The BrandBucket newsletter came out and Michael Krell gave a rundown of what was going on in November. Keyword brandables vs invented brandables were virtually the same, right around $2,780 for the average sales price.
The newsletter confirmed what we told you on Friday, you can no longer move approved domain names in your account. You either have to publish it and pay the $10, or the new buyer can resubmit.
The top searches continue to move around a bit with ‘drone’ ranking #1. The other keywords stayed relatively the same except for ‘digital’ which made it into the top 10.
Our November sales spiked significantly at the end of the month which helped make it one of the top months of 2016. We saw 45 different sellers make sales with 11 being first time sellers After removing sales above $10K, the average sales price for a keyword brandable was $2771 and the average sales price of an invented brandable was $2794.
6 letters seems to still be the magic number for invented brandables, although every investor I speak to or read, prefers to buy 5L in the wholesale market.
John says
Thanks, it’s still a newsletter.
Jonny says
WTF does that mean ?
John says
Same boring old that I have read on and on.
Richard says
You just have to love their ethical communication standards – everyone knows that BB didn’t sell “thousands” of names in 2016, and while the email doesn’t state that specifically, it most certainly infers those sales came from their marketplace.
6Ls are easier and cheaper to pick up, but you really need to be super selective.
Tim says
This is vague to both BB members and non members more like an article explaining why:
a.) Non members should give bb a go
b.) Why exiting members should have faith and keep submitting names
Get what I mean?
Jonny says
No I don’t, brand bucket doesn’t answer to you, Margot is worth a fortune, and she runs brand bucket as she sees fit, people don’t have to join.
See what I mean ?
KoolBranding says
Jonny, that was a crazy kind of reply to the above comment.
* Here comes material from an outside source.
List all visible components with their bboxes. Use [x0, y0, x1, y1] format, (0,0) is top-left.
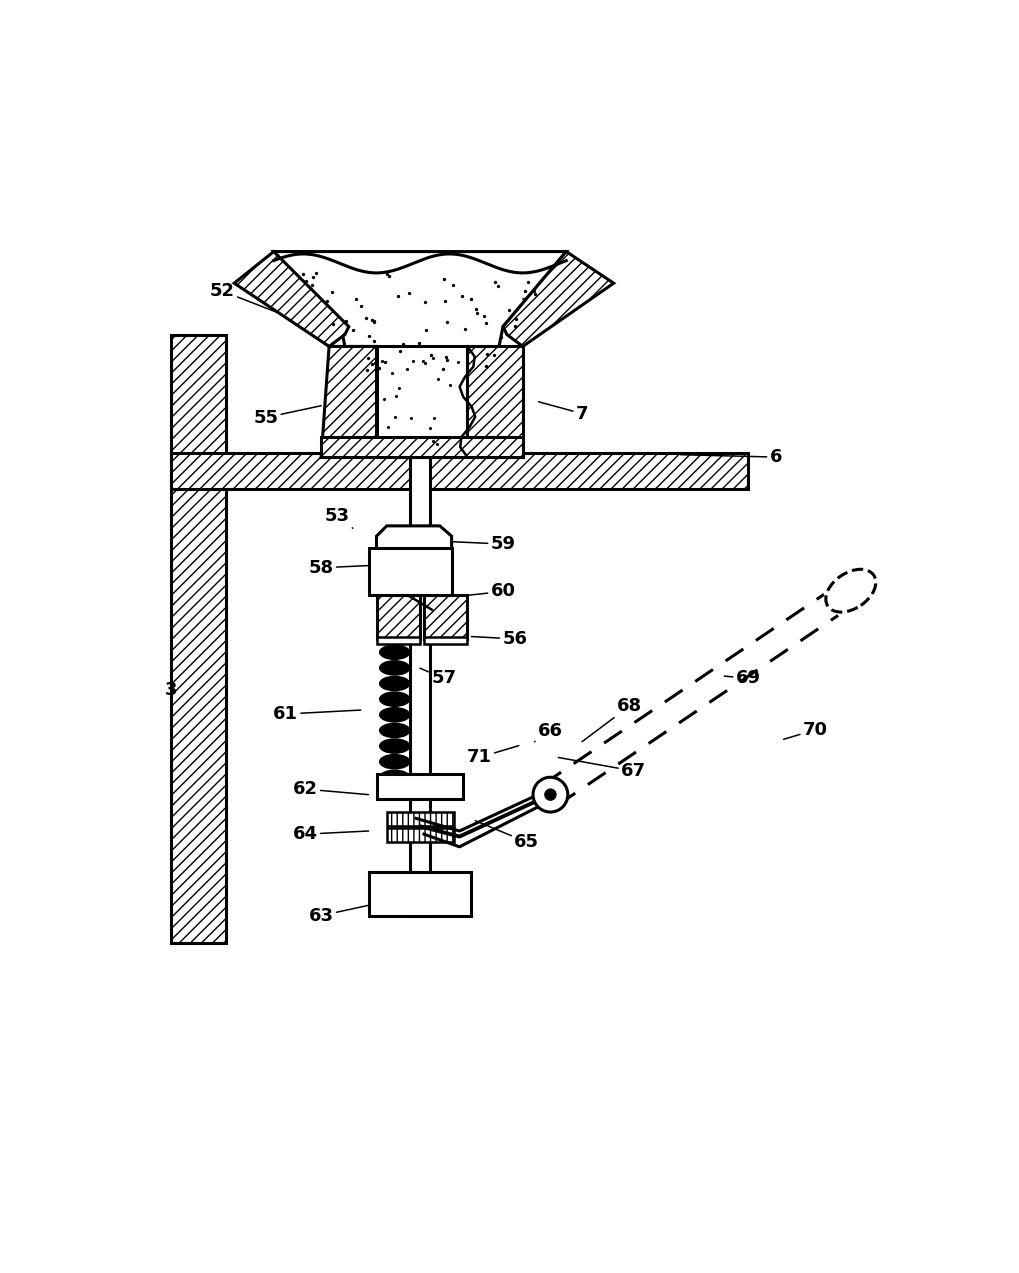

I bet Margot herself would not have said what you’ve said. Businesses care or at least should care about feedback, complaints and even bad perception in a business like manner which is to say always, they would address it, explain it, and always promise to do better… Not with your “she runs brand bucket as she sees fit, people don’t have to join”
Frank says
I don’t see anything lately that shows they care. Have you ever read what some people on namepros say about how Margot has spoken, something like in an interview she said people should be glad they get what they get, but I am not quoting exactly.
I think bb arrogant, same for their ambassadors.
KoolBranding says
Well maybe I missed that part, I actually assumed that any business like BrandBucket that is a leader in their own niche would always conduct themselves in a business-like manner. But I stand corrected… I actually think their listing fee is uncalled for, they can pick the top worthy names and keep their database smaller and concentrate on selling. Anyone who charges you a fee before you make a sale in such a market is sketchy.
Josh says
Including our newly elected Hall way monitor. Thinks he knows it all.
KoolBranding says
I’m not sure the article itself promotes that, but with such low number of sales, BrandBucket’s main source of income could indeed be the listing fees on the tens of thousands of listed domain names which should not be the case.
KoolBranding says
Great insights, but was there an exact number of total sales? 11 new sellers, I’m assuming 1 domain each, and 34 repeat sellers but how many domains did they sell? Hard numbers would tell us more about demand for brandables.
todd says
BB sells about 80 names a month on average out of 42,000 names with
45 sellers for the month of November and
11 first time sellers
leaves 69 sales spread out among the other 34 sellers
Krell is normally averaging around 18 sales a month
so thats 51 sales left among 33 sellers
second place sellers behind Krell are normally about 3 sales a month
between about 3 sellers so thats 9 sales for those 3 which leaves about
42 sales left among 30 sellers then there’s normally around 5 sellers having 2 sales a month
which leaves 32 sales left amongst 28 sellers which have sold at least one domain before.
These numbers are a bit off but you can kind of see the breakdown.
No science behind this and all hypothetical but probably pretty close.
KoolBranding says
Thank you for taking the time. Your hypothetical break down makes sense. Anyway you look at it, sales numbers are VERY small, especially when you look at it as a percentage of total domains available for sale during the month, keeping in mind that ALL these domains are hand selected and cherry picked by “seasoned professionals”. In my opinion the sales numbers do not justify a listing fee on domains especially when these domains generic traffic is forwarded to a BB sales page.